For the first time in its nearly 400-year history, four of Harvard University’s academic departments will be led by African-American women.
Professor Claudine Gay, the latest appointee, will become the first woman and the first African-American to lead the university’s prestigious Faculty of Arts and Sciences, according to The Crimson Harvard.
Gay, who begins her new duties on Aug. 15, said she was inspired by Drew Faust, a former Harvard president who was the first female to assume the post.
“If my presence in this role affirms someone’s sense of belonging and ownership, the same way Drew’s appointment affirmed my own sense of belonging, then I think that’s great,” Gay said in a statement.

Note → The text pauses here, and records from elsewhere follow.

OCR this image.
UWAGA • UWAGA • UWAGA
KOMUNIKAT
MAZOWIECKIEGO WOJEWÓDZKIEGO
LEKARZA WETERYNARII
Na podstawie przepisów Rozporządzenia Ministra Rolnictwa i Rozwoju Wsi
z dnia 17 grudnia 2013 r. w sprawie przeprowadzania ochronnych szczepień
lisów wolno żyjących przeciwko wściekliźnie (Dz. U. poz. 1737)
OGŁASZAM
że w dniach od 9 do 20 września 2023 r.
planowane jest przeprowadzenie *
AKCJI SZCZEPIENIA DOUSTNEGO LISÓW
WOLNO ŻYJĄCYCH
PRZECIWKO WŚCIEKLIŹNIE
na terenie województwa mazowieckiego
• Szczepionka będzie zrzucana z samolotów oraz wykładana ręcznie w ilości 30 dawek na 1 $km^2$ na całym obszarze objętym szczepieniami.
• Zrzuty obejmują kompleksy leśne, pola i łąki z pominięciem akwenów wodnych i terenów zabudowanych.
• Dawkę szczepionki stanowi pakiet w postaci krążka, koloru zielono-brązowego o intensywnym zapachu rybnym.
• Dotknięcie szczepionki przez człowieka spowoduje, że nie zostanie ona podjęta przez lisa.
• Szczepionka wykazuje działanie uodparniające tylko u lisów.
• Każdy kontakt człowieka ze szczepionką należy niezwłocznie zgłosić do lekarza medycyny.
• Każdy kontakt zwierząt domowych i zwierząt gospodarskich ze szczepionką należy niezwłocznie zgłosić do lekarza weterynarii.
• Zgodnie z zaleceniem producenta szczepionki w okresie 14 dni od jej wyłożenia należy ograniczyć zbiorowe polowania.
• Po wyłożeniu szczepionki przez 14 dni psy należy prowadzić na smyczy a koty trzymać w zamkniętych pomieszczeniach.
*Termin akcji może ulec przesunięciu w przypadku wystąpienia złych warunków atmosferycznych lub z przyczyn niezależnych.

Gay will join three other Black women currently seated as department heads. In 2016, Michelle A. Williams became the first Black female to lead the Longwood-based School of Public Health. Tomiko Brown-Nagin and Bridget Terry-Long were also the first Black women to become deans of the Radcliffe Institute for Advanced Study and the Graduate School of Education, respectively, in April and May.
“Each of these exceptional individuals was selected because they enjoy reputations as distinguished scholars and educators, and because they are widely admired by their colleagues as extremely effective academic leaders,” said Harvard President Lawrence Bacow. “They were selected not because of their race or gender but because they each rose to the top of a rigorous search process.”